We cannot stop every DIY project, nor would we want to. If you have the right knowledge and know your limits, some things can be done properly without a professional. However, if you are a corner-cutter, drop your tools now. Trying to save money or materials at the expense of quality work is an effort that results in unsafe conditions. You’ll eventually have to call an electrician anyway if this is your work ethic, so just get it over with already.
Use quality tools.
Especially if it is a one-time job, buying cheap tools can be tempting. However, insulated tools will save your life should you come into contact with a live wire, and not all insulation is created equal. Buy certified tools when working with electricity. Tools that say VDE or ASTM F1505 certified are good examples of what to look for.
Install GFCI outlets near water sources.
Ground fault circuit interrupters (GFCIs) are designed to shut off for safety when sensing a current imbalance. They are often found near water sources because water is a good conductor of electricity. Water + Human + Electricity can create a clear path to a ground that may cause electric shock to be deadly, so having a safety shutoff saves lives.
Don’t rely on color.
Generally speaking, an outlet will have three wires. The black one is hot, the white one is neutral, and the copper one is the ground. Don’t rely on this to be true. Use a voltage tester to make sure you’re not working with live wire. Your electrical work may have been done by a novice, and there are probably some other equally bad excuses.
Power lines are not insulated.
Power lines are live and non-insulated. Why do you need to know this? Just in case. We cannot predict why you would be exposed to the danger of the lines, but it is a good thing to know. Even areas that are insulated due to risk of touching homes have insulation that degrades over time. Stay clear of power lines at all costs.
We don’t know how to program your smart device.

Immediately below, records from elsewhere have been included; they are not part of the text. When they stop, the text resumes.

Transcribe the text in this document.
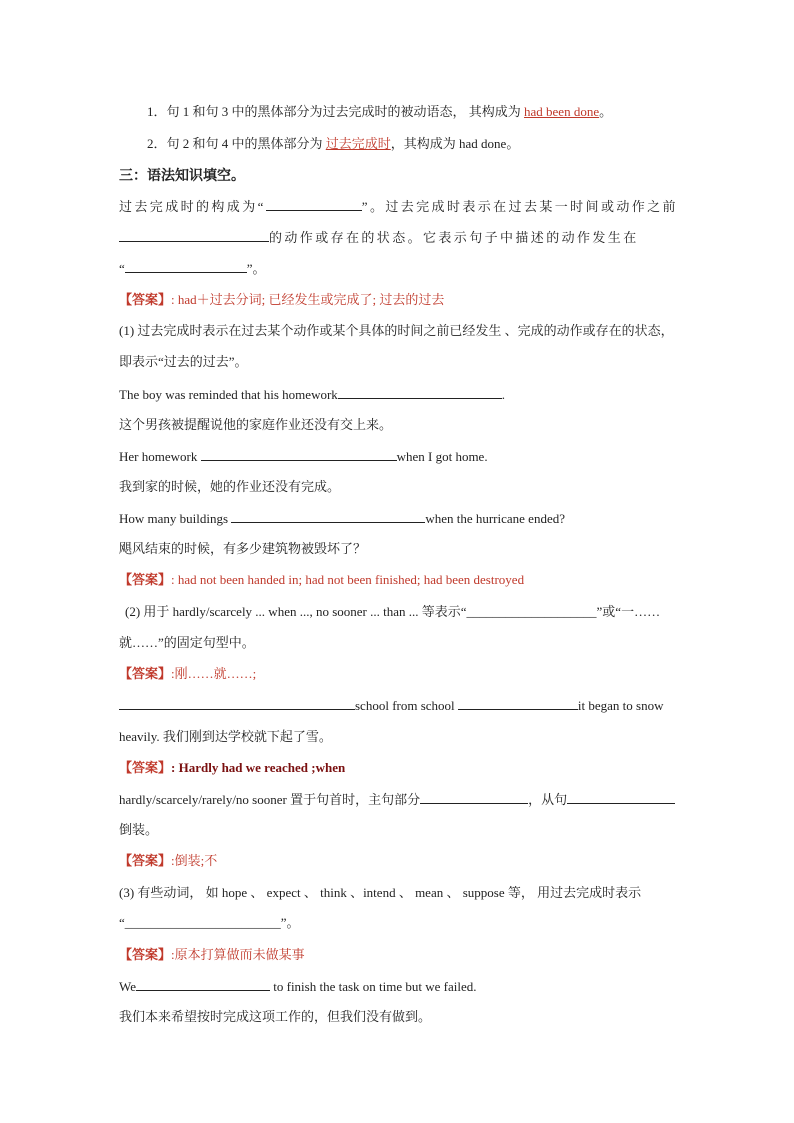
1．句 1 和句 3 中的黑体部分为过去完成时的被动语态， 其构成为 had been done。
2．句 2 和句 4 中的黑体部分为 过去完成时，其构成为 had done。
三：语法知识填空。
过去完成时的构成为“	”。过去完成时表示在过去某一时间或动作之前
的动作或存在的状态。它表示句子中描述的动作发生在
“	”。
【答案】: had＋过去分词; 已经发生或完成了; 过去的过去
(1) 过去完成时表示在过去某个动作或某个具体的时间之前已经发生 、完成的动作或存在的状态，
即表示“过去的过去”。
The boy was reminded that his homework	.
这个男孩被提醒说他的家庭作业还没有交上来。
Her homework	when I got home.
我到家的时候，她的作业还没有完成。
How many buildings	when the hurricane ended?
飓风结束的时候，有多少建筑物被毁坏了？
【答案】: had not been handed in; had not been finished; had been destroyed
(2) 用于 hardly/scarcely ... when ..., no sooner ... than ... 等表示“____________________”或“一……
就……”的固定句型中。
【答案】:刚……就……;
school from school	it began to snow
heavily. 我们刚到达学校就下起了雪。
【答案】: Hardly had we reached ;when
hardly/scarcely/rarely/no sooner 置于句首时，主句部分	，从句
倒装。
【答案】:倒装;不
(3) 有些动词， 如 hope 、 expect 、 think 、intend 、 mean 、 suppose 等， 用过去完成时表示
“________________________”。
【答案】:原本打算做而未做某事
We	to finish the task on time but we failed.
我们本来希望按时完成这项工作的，但我们没有做到。
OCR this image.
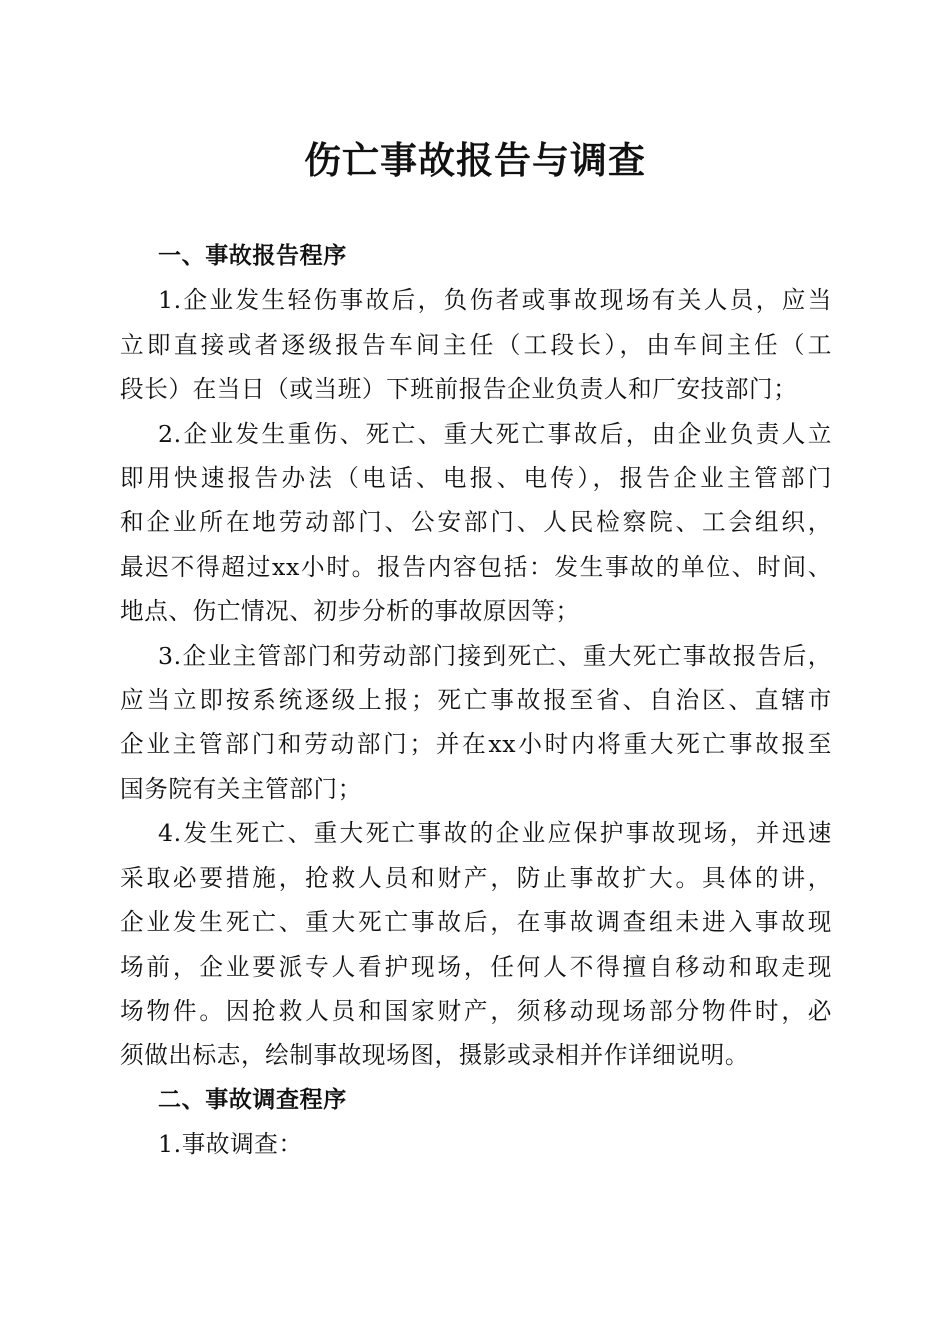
伤亡事故报告与调查
一、事故报告程序

1.企业发生轻伤事故后，负伤者或事故现场有关人员，应当
立即直接或者逐级报告车间主任（工段长），由车间主任（工
段长）在当日（或当班）下班前报告企业负责人和厂安技部门；

2.企业发生重伤、死亡、重大死亡事故后，由企业负责人立
即用快速报告办法（电话、电报、电传），报告企业主管部门
和企业所在地劳动部门、公安部门、人民检察院、工会组织，
最迟不得超过xx小时。报告内容包括：发生事故的单位、时间、
地点、伤亡情况、初步分析的事故原因等；

3.企业主管部门和劳动部门接到死亡、重大死亡事故报告后，
应当立即按系统逐级上报；死亡事故报至省、自治区、直辖市
企业主管部门和劳动部门；并在xx小时内将重大死亡事故报至
国务院有关主管部门；

4.发生死亡、重大死亡事故的企业应保护事故现场，并迅速
采取必要措施，抢救人员和财产，防止事故扩大。具体的讲，
企业发生死亡、重大死亡事故后，在事故调查组未进入事故现
场前，企业要派专人看护现场，任何人不得擅自移动和取走现
场物件。因抢救人员和国家财产，须移动现场部分物件时，必
须做出标志，绘制事故现场图，摄影或录相并作详细说明。

二、事故调查程序

1.事故调查：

This is a difficult one because most electricians want to help, and if they have time, they’ll do odd jobs or spend extra time making sure your home is up to par. That doesn’t mean we are computer programmers, and we don’t offer computer or software support. Internet of Things (IoT) technology is creating a demand for this, but the supply won’t usually be found in your electrician. Now, if we do know how to hook up a smart device, we’ll definitely offer a helping hand. Just remember that this is not our specialty, and technology changes so quickly we may have no idea what you are working with.
Some things use power when not in use.
There are all sorts of horror movies where demons travel through electricity, and the entire home must be unplugged to avoid contact. Obviously, this is fiction, but you may think some of your devices are little demons when you find out they sap power even when not in use. Phone chargers are a big culprit.
Take our recommendations seriously.
Licensed electricians have the knowledge to complete a job safely, and our recommendations are not some sly attempt to earn money fraudulently. If we recommend you upgrade your wiring or other home electrical components, take this recommendation seriously. Not only are you putting yourself at risk for larger problems down the road, but you are putting everyone who visits your home in danger of shock, fire, or multiple other hazards that can put people in harm’s way. We may give you options of less-expensive ways to fix a problem, but don’t think that not fixing the problem is an option. Discuss any barriers you have to fixing a problem with your electrician and find out if they have any solutions.